El transistor




Antes de jugador, fui aficionado. Mi relación con el fútbol comenzó en la sombría sala de estar de mi abuelo Secundino. Sentado a la mesa camilla, esperaba el comienzo del "Carrusel deportivo" mientras escribía en un papel los partidos del día con su caligrafía afilada. Iba anotando los resultados y al lado la evolución de quiniela. Así pasaba las tardes, echándose al pecho un "Ideales" tras otro. Así lo recuerdo yo. Puede parecer poco gratificante para un crío de 9 años, pero ese rincón de privacidad era un auténtico cofre del tesoro para mí.

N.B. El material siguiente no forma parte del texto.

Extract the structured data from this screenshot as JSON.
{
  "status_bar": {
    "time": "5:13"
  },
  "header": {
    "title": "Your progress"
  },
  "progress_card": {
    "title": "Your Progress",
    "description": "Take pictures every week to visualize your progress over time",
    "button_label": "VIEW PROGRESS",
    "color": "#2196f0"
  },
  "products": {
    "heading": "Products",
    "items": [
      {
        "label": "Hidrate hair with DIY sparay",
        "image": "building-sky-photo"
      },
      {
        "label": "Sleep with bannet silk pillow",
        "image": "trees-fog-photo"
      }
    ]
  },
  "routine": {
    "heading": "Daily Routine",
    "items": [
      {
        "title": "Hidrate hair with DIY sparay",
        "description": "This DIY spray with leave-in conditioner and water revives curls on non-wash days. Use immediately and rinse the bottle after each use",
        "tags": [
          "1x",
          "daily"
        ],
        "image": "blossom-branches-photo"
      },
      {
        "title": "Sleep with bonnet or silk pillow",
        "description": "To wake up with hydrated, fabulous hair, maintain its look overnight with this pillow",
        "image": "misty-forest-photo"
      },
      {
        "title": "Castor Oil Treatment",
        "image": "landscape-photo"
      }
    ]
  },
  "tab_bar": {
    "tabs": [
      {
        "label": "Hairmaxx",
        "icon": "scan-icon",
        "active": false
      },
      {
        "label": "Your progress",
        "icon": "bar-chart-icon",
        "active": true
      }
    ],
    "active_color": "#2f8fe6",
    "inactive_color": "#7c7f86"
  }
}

Los anuncios eran cantos a la ensoñación, cortos himnos de un marketing primigenio llenos de adjetivos inapropiados - "Castellana es ... superior"-. Productos incomprensibles -boquillas Targar, Radiola alta fidelidad-, frases poéticas y alcohólicas -se bebe la vida, se bebe Alvear...-. La radio era una ventanita al extraño mundo de los adultos, que bajo el humo del tabaco negro, me parecía repleto de insatisfacciones por cubrir con voces sugerentes susurrando un Ponche Caballero.

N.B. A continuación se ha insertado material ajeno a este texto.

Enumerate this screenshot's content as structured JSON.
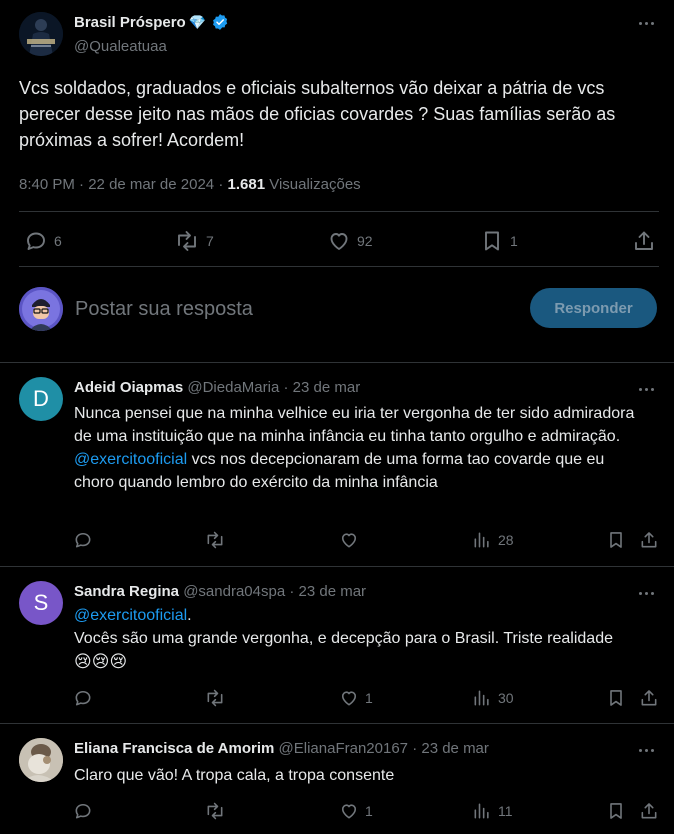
{
  "colors": {
    "background": "#000000",
    "text": "#e7e9ea",
    "muted": "#71767b",
    "accent": "#1d9bf0",
    "divider": "#2f3336",
    "verified": "#1d9bf0"
  },
  "main_post": {
    "author_name": "Brasil Próspero",
    "author_emoji": "💎",
    "verified_icon": "verified-badge-icon",
    "handle": "@Qualeatuaa",
    "text": "Vcs soldados, graduados e oficiais subalternos vão deixar a pátria de vcs perecer desse jeito nas mãos de oficias covardes ? Suas famílias serão as próximas a sofrer! Acordem!",
    "time": "8:40 PM",
    "date": "22 de mar de 2024",
    "views": "1.681",
    "views_label": "Visualizações",
    "actions": {
      "replies": "6",
      "reposts": "7",
      "likes": "92",
      "bookmarks": "1"
    }
  },
  "composer": {
    "placeholder": "Postar sua resposta",
    "button": "Responder"
  },
  "replies": [
    {
      "avatar_letter": "D",
      "avatar_color": "#1f8fa6",
      "name": "Adeid Oiapmas",
      "handle": "@DiedaMaria",
      "date": "23 de mar",
      "text_before": "Nunca pensei que na minha velhice eu iria ter vergonha de ter sido admiradora de uma instituição que na minha infância eu tinha tanto orgulho e admiração. ",
      "mention": "@exercitooficial",
      "text_after": " vcs nos decepcionaram de uma forma tao covarde que eu choro quando lembro do exército da minha infância",
      "actions": {
        "replies": "",
        "reposts": "",
        "likes": "",
        "views": "28"
      }
    },
    {
      "avatar_letter": "S",
      "avatar_color": "#7856c8",
      "name": "Sandra Regina",
      "handle": "@sandra04spa",
      "date": "23 de mar",
      "mention": "@exercitooficial",
      "mention_suffix": ".",
      "text": "Vocês são uma grande vergonha, e decepção para o Brasil. Triste realidade",
      "emojis": "😢😢😢",
      "actions": {
        "replies": "",
        "reposts": "",
        "likes": "1",
        "views": "30"
      }
    },
    {
      "name": "Eliana Francisca de Amorim",
      "handle": "@ElianaFran20167",
      "date": "23 de mar",
      "text": "Claro que vão! A tropa cala, a tropa consente",
      "actions": {
        "replies": "",
        "reposts": "",
        "likes": "1",
        "views": "11"
      }
    }
  ]
}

Adoraba los nombres de los equipos de Segunda B (Endesa Andorra -que era de Teruel-, Calvo Sotelo, Díter Zafra, Pegaso, Ensidesa) entre lo épico y lo exótico. Los nombres de los árbitros con sus dos apellidos, que ni los jueces de verdad tenían esa distinción. Qué contento estaba Joaquín Prat, qué sensación de que "eso" era pasarlo bien, y había que pasarlo, y cuántas cosas sucedían, cuántos goles, cuántas expulsiones, cuánta vida dentro de la radio.
Me mandaban a jugar muchas veces, pero otras tantas volvía al calor del brasero eléctrico para ver caer el sol por la ventana mientras pegaba la oreja a ese transistor Philips, sujeto con cinta de precinto porque se deshacía de puro viejo. Yo agradezco mucho a mi abuelo aquellos ratos surrealistas.

A los diez años, los Reyes Magos se debieron extrañar mucho cuando les pedí un transistor. Mi padre me llevó a una tienda de decomisos, nombre insólito como de estraperlo o de espías soviéticos. Recuerdo que en el paseo hasta allí me estuvo explicando lo que eran decomisos, imagino que para dar más emoción a la experiencia, y yo en mi ansiedad pensando en mi regalo atrapado en una lejana aduana de Asia. Elegí una pequeña radio roja con ribetes blancos. Esa radio me acompañó mucho tiempo, me acostaba con ella escondida escuchando programas nocturnos hasta que caía rendido.

El año siguiente, cuando íbamos menos a casa del abuelo porque estaba regular de salud, descubrí el placer de escuchar el "Carrusel" a solas, comiendo pipas, y viendo el partido del equipo local, el Gimnástico de Alcázar, en el Campo de fútbol municipal. Otro extraño hábito infantil para el domingo por la tarde: alguien me dijo que los niños no pagaban en el fútbol, medida pensada en principio para menores acompañados. Pero yo iba solo, con mi radio pegada al oído. Sólo me faltaba un coñac. Una de esas tardes de placer adulto, escuché a la Real Sociedad perder aquella liga, para más tarde ganarla con estrépito y decidí hacerme txuri urdin sin saber muy bien dónde estaba en el mapa San Sebastián. Porque las hazañas de Arconada no necesitaron, en el comienzo de los tiempos, de una pantalla donde verle actuar. Quedan en mi memoria las exageradas alabanzas radiofónicas, las gestas evocadoras de aquel hombre que volaba, y que modernizando el oficio de guardameta, tuvo que sentirse tan incomprendido como yo. Así lo reflejaban algunos artículos que todavía conservo. Pero Arconada se hizo el ejemplo a seguir, aquel por el que las sirenas de la ruta hacia Ítaca cantaban la canción del Soberano al portero menos goleado de primera división "...es cosa de hombres"

El día que murió mi abuelo, pocos años después, yo ya era un poco hombre y un poco Arconada y jugaba como futbolista juvenil en ese mismo campo municipal. Y esa tarde, había partido. En la épica carruselera que con él aprendí, la de los gestos que reflejan personalidades, la de la teatral grandilocuencia de las actitudes y los nombres, yo veía natural jugar. Arconada hubiera jugado, pensaba.

Fue el único día que mis padres no me dejaron acercarme al campo solo. Me fui a dar un paseo, con mi destartalado transistor rojo cantando nuevos goles, y pensando en que al abuelo Secundino, desde donde quiera que estuviese, le haría gracia que en al menos un estadio de España, aunque nunca saliera en sus tardes de radio, se guardase un minuto de silencio por él, como me dijeron que pasó.